• Media type: E-Article
  • Title: Energy use by migrants and residents in North American breeding bird communities
  • Contributor: Fristoe, Trevor S.
  • Published: John Wiley & Sons Ltd, 2015
  • Published in: Global Ecology and Biogeography, 24 (2015) 3/4, Seite 406-415
  • Language: English
  • ISSN: 1466-822X; 1466-8238
  • Origination:
  • Footnote:
  • Description: Aim: Of the order of 5 billion birds comprising more than 700,000 tonnes of biomass migrate across North America every year to exploit seasonal resource pulses at high latitudes during breeding. Despite this impressive scale, little is known about the metabolic role of these migrants in their breeding grounds across temperate ecosystems. I estimate the energy use of short-and long-distance migrant passerines as well as residents in over 2000 breeding bird communities covering the geographic scope of North America.
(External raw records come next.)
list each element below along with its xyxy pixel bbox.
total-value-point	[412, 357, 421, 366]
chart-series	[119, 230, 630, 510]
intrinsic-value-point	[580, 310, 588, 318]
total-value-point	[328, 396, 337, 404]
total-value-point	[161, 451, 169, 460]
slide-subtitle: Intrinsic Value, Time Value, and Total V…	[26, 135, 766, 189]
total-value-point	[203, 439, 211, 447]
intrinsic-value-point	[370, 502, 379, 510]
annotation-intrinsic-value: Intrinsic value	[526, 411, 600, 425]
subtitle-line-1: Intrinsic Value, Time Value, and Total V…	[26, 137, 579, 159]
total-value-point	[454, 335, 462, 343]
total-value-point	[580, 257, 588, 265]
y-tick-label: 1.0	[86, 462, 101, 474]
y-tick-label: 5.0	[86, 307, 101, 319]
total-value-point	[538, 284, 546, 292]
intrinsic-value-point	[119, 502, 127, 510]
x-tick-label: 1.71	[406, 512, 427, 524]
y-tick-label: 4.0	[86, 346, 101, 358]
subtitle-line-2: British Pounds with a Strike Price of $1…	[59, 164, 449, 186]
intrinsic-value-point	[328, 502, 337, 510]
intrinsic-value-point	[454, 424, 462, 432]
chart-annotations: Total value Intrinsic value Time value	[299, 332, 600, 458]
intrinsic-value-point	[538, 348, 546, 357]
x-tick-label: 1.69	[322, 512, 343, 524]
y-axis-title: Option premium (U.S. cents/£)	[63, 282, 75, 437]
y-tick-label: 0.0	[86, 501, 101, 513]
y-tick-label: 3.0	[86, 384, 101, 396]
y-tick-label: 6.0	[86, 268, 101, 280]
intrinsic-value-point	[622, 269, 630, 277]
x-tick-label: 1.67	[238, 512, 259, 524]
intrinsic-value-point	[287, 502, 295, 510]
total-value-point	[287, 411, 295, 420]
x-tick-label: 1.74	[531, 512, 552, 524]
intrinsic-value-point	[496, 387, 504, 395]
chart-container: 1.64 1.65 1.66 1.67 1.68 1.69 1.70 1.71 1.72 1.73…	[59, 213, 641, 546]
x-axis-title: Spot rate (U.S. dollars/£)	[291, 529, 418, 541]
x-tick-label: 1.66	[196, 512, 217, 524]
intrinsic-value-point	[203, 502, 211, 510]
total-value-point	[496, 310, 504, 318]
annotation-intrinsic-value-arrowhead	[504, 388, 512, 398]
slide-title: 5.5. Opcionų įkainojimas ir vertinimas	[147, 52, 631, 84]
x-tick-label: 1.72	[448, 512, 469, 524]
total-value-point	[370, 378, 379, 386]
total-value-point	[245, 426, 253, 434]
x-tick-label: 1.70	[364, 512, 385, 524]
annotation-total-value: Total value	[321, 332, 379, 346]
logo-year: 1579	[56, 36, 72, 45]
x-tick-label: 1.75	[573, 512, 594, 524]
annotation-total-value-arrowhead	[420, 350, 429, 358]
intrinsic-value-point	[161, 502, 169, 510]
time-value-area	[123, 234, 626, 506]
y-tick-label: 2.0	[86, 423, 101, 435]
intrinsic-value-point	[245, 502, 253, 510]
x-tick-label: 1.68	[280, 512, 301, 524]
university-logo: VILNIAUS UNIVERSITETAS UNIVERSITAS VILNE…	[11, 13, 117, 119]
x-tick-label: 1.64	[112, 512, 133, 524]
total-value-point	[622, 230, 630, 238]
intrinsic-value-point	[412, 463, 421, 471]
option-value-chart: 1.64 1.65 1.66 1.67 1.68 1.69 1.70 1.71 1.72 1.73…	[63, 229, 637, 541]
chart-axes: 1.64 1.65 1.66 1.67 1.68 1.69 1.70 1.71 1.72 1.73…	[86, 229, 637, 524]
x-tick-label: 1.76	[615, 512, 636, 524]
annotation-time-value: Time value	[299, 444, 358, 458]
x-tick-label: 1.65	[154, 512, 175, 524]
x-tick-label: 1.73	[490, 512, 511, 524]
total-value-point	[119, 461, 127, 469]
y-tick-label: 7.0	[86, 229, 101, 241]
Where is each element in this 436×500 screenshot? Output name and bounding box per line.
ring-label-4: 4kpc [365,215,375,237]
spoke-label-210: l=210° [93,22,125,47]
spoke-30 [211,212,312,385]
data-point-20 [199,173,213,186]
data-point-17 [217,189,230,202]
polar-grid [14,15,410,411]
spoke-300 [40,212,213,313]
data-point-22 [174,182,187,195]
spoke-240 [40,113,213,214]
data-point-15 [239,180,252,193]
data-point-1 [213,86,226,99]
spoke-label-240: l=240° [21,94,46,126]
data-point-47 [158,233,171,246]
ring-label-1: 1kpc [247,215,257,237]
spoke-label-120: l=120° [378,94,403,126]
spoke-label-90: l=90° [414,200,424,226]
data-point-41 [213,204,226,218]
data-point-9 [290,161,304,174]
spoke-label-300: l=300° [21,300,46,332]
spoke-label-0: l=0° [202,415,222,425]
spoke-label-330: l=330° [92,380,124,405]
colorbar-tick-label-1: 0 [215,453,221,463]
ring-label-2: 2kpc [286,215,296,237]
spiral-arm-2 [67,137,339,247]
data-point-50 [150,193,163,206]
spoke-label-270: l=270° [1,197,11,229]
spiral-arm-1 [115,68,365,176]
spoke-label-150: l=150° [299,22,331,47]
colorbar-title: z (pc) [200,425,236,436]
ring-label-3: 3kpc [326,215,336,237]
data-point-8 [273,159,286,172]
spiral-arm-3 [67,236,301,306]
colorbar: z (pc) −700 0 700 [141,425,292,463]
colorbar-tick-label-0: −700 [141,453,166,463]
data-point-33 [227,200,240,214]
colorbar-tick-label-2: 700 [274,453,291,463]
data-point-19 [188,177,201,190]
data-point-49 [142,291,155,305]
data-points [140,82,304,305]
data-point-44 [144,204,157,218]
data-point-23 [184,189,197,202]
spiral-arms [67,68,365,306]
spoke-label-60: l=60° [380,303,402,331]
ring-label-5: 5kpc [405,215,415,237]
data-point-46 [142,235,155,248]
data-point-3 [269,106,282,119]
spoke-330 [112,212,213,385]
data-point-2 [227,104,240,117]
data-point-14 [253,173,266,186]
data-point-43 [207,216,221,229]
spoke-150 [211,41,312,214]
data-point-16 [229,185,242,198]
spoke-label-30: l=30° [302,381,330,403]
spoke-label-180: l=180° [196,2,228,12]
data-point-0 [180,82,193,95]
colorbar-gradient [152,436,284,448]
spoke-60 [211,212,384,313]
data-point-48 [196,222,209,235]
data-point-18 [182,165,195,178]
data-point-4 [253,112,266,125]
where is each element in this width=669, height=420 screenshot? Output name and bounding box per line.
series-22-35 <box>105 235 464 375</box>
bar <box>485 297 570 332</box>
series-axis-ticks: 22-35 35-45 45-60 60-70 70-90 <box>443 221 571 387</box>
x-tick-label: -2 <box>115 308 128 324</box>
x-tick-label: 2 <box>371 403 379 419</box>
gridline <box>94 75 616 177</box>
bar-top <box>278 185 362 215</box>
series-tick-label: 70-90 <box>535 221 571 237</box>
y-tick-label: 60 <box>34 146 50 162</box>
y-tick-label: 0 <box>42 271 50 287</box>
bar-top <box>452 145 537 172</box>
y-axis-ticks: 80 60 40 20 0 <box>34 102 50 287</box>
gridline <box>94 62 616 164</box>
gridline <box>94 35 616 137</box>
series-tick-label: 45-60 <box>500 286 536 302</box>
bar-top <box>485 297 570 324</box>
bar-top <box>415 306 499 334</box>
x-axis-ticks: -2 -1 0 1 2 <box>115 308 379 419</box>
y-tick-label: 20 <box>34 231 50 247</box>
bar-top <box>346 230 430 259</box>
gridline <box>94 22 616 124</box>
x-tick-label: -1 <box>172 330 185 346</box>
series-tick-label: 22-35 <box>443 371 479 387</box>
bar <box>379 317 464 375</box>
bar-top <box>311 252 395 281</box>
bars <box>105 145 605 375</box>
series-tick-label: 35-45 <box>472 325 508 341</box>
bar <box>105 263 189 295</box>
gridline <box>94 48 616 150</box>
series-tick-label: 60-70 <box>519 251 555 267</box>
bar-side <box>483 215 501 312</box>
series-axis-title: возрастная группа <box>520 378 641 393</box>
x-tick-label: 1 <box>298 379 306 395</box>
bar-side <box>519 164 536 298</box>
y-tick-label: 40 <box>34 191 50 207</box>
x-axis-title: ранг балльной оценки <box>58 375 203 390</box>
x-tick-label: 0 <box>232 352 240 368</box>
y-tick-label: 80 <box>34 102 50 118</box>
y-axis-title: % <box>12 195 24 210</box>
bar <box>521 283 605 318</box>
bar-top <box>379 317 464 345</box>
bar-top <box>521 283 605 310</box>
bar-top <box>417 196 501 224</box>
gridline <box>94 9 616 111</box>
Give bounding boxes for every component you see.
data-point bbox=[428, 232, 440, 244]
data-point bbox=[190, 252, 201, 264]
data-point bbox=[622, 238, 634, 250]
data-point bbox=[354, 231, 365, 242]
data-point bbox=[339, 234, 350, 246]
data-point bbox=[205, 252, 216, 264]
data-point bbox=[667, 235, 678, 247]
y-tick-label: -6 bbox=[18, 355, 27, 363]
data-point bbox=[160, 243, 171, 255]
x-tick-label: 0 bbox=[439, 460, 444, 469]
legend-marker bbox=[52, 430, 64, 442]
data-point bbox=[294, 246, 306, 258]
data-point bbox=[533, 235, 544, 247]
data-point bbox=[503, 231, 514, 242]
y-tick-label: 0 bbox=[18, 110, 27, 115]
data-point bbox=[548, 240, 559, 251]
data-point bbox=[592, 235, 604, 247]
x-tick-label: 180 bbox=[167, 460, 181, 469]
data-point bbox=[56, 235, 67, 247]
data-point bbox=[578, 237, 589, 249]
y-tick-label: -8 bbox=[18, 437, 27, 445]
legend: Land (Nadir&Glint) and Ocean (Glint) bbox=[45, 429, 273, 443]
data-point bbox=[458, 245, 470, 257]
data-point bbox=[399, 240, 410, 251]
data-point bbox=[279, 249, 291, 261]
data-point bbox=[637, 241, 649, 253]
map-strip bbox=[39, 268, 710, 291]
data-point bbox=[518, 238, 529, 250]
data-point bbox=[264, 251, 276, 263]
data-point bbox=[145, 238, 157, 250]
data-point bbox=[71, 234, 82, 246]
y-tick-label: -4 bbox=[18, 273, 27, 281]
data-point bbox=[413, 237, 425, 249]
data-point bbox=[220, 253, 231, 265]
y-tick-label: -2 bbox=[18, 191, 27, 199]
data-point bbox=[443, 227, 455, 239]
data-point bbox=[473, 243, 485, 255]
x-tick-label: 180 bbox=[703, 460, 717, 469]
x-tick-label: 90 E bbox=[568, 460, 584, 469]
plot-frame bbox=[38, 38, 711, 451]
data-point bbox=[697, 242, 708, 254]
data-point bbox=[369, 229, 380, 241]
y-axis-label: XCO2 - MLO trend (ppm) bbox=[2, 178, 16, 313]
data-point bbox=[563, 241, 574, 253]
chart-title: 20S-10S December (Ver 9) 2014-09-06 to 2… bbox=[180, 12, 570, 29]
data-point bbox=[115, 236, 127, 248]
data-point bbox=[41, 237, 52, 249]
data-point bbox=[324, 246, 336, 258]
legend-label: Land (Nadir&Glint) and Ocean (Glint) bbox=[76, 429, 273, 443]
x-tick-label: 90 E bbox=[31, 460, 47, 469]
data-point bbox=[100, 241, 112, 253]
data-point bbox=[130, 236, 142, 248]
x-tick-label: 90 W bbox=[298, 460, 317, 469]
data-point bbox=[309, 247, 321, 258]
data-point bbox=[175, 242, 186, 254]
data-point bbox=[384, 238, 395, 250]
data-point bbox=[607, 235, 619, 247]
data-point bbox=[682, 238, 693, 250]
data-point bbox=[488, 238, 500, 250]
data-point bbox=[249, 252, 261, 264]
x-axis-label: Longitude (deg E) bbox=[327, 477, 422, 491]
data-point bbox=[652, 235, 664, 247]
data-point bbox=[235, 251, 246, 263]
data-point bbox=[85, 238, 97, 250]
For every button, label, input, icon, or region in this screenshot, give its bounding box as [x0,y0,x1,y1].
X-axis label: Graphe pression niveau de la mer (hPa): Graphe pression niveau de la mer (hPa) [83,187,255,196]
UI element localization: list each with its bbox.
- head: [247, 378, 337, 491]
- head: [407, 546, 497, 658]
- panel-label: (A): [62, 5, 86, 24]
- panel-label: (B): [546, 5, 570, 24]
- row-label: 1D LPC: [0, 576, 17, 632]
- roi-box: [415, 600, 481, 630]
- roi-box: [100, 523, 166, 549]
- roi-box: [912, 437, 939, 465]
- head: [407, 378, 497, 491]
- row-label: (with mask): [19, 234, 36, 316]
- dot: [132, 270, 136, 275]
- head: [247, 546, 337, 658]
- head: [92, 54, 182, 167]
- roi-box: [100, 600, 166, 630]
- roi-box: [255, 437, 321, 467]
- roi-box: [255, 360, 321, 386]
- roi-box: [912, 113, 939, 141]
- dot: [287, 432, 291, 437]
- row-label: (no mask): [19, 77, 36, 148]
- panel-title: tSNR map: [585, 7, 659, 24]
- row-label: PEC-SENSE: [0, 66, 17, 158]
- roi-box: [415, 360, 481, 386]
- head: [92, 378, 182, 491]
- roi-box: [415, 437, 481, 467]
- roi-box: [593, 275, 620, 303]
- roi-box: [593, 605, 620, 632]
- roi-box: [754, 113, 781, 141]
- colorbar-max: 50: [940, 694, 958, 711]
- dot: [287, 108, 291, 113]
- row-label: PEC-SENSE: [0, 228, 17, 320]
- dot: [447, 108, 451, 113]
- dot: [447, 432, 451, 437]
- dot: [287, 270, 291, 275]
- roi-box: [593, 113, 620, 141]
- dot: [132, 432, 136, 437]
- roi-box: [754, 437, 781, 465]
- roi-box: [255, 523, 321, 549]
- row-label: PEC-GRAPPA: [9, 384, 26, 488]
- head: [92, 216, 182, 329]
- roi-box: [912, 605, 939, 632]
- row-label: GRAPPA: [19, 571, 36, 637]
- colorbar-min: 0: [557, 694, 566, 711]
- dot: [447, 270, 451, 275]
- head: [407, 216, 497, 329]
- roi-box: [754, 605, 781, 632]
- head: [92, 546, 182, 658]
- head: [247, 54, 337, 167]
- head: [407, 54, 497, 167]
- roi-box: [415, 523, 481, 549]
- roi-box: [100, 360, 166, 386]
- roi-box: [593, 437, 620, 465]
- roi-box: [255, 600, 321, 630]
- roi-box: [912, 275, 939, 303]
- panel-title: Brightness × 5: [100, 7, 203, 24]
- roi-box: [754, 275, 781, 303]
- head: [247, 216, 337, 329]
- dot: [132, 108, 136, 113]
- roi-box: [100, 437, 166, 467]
My aim was to characterize the geographic patterns of energy use by each migratory group and test the hypothesis that seasonal patterns of resource availability structure temperate breeding bird communities. Location: North America from 25 to 69°N. Methods: I estimated the energy use of migrant and resident passerines using abundance data from the North American Breeding Bird Survey and scaling relationships for field metabolic rate as a function of body size. Linear regression was used to test the relationship between energy use by each migratory group and latitude as well as indirect measures of environmental productivity during different seasons. Results: Energy use by all groups showed a strong relationship with latitude except for long-distance migrants, which were surprisingly invariant across geography. Energy use by migrants was highest in environments with low winter productivity and high seasonality, while resident energy use was highest where annual productivity was the highest. Main conclusions: Migrant passerines contribute significantly to temperate breeding bird communities, especially in high latitudes. They account for 78% of consumption in habitats north of 50°N compared with 1.7% in the subtropics south of 35°N. Short-distance migrants are especially important to community energy use in the habitats where migrants consume the most. Future shifts in breeding bird community composition are likely to occur as climate change alters seasonal cycles of resource availability.